Chris Walsh (chris_walsh) wrote,
Chris Walsh

I need a degree in phraseology.

This is the earliest use of the phrase "pretty much" I've yet found, and it's by Mark Freaking Twain

I am wonderfully thankful for the British Museum. Nobody comes bothering around me -- nobody elbows me -- all the room and all the light I want under this huge dome -- no disturbing noises -- and people standing ready to bring me a copy of pretty much any book that ever was printed under the sun...

Twain wrote that in his journal about an 1872 trip to England. It's reprinted in Letters from the Earth (p. 180).

I started paying attention to the phrase after my parents said they liked the short-lived TV series American Dreams but were amused that characters said "pretty much." "No one would've said that in 1964," Mom said. I started searching for its earliest uses: found it in 1979's Alien, Stephen King's 'Salem's Lot from 1975, even the novel Revolutionary Road from the 1950s. Now this, this blows those away.

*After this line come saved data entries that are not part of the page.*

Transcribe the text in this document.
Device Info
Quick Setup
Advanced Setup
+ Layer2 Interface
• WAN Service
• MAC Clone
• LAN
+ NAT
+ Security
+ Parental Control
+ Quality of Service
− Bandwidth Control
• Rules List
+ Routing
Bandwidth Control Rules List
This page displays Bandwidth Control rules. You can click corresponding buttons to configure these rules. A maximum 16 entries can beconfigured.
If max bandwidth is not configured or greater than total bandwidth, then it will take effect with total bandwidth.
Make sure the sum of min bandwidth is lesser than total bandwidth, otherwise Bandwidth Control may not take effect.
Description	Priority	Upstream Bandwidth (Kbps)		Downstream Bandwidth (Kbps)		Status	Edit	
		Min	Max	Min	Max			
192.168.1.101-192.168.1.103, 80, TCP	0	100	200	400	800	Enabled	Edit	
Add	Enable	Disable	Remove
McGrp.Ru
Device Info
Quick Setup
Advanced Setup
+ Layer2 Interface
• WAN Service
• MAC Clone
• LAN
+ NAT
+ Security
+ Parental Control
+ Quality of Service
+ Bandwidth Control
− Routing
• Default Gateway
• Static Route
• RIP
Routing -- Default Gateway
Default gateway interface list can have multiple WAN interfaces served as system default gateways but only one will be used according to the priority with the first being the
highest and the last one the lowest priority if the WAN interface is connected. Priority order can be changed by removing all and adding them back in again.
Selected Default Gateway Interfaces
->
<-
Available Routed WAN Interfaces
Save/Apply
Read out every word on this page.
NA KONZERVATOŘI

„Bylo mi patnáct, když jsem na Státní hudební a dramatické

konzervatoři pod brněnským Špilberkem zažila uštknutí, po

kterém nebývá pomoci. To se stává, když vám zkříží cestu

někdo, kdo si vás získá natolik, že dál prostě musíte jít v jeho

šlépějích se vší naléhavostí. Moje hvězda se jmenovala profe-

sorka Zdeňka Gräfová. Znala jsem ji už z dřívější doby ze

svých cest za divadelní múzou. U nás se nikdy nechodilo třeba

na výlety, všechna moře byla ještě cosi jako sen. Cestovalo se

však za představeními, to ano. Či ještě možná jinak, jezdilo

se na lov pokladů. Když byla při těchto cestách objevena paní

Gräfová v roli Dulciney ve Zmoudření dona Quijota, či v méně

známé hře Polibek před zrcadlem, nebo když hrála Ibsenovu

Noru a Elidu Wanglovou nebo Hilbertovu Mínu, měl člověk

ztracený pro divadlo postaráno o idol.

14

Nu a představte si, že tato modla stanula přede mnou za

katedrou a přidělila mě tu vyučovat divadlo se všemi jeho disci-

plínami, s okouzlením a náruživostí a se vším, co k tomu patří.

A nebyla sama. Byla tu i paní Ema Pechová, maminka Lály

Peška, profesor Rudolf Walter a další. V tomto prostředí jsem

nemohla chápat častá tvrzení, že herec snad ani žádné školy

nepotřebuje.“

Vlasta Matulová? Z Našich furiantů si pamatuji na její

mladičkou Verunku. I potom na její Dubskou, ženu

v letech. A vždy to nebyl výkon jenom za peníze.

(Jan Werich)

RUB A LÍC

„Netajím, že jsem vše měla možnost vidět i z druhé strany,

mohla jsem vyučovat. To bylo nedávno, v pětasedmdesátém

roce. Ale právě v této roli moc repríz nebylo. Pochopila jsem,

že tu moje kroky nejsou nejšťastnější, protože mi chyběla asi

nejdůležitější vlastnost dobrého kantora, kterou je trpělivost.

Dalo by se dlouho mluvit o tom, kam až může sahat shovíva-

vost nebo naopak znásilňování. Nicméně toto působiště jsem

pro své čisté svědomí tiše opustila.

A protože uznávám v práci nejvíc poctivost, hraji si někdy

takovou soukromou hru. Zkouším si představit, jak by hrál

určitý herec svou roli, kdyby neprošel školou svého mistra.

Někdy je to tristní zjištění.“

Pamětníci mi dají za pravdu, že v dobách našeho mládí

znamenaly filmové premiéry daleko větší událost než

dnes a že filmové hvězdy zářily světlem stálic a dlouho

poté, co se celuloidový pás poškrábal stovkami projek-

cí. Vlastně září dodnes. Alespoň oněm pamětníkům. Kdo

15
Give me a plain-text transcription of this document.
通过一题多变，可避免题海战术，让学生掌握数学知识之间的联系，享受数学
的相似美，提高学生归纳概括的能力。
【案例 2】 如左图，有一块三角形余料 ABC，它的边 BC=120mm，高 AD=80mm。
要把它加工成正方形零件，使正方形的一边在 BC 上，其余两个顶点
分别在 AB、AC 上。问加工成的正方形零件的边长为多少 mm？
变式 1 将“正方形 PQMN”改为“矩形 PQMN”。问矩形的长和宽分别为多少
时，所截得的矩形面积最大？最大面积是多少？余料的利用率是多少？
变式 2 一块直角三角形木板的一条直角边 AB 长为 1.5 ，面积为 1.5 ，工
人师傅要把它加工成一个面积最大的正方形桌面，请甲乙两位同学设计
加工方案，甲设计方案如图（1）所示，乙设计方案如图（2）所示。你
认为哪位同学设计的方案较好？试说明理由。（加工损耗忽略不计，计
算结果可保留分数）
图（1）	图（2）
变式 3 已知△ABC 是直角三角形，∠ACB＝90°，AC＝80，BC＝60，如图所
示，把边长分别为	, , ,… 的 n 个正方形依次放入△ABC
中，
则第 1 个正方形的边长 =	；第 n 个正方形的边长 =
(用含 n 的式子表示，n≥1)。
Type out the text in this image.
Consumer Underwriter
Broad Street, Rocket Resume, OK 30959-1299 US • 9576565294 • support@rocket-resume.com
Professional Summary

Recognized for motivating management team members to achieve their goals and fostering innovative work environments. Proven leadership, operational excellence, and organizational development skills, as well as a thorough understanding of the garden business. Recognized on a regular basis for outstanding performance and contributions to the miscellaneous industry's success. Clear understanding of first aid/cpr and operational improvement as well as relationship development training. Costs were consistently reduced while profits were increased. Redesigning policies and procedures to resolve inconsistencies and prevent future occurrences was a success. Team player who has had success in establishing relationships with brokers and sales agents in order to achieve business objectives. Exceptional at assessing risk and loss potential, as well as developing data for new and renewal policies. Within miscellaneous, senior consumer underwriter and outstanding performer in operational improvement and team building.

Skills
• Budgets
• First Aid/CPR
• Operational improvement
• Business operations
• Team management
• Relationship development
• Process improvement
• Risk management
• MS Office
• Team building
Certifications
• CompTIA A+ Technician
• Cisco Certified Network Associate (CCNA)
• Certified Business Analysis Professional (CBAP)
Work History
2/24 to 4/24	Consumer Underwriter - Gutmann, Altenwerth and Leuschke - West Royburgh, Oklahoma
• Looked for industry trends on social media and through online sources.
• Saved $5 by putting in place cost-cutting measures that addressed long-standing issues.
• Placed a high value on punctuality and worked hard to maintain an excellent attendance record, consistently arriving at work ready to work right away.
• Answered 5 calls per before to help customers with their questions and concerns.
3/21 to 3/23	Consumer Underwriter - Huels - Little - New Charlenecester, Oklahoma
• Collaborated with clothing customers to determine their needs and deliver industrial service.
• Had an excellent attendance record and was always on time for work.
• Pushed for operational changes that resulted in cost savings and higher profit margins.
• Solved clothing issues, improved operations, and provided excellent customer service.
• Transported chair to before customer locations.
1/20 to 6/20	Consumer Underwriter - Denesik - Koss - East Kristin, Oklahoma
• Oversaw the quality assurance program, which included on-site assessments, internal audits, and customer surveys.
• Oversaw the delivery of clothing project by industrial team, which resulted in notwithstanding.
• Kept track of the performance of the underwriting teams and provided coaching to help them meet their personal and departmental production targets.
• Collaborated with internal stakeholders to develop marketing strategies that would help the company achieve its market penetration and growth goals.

I still insist "pretty much" is a weed. Really, is it needed as often as it's used? What's it modifying? It's saying "something is almost completely something, but not 100% completely complete." It's almost always pointless. It may be a fill-in word, like "like" or "uh," to give the speaker time to think the thoughts that'll be spoken next. Anyway. I read the phrase, even in kradical's novels, and mentally edit it out (sorry, Keith). I try not to say it ("Omit needless words," said Strunk). Heck, I even have trouble listening to that album by the great Mark Knopfler and Emmylou Harris, 'cause one song has "pretty much" in the chorus. (Though its use in that Jack Johnson song somehow doesn't bother me. Seems to fit. "It seems to me that maybe/ It pretty much always means no...")

Phraseology is my beat. It has to be someone's.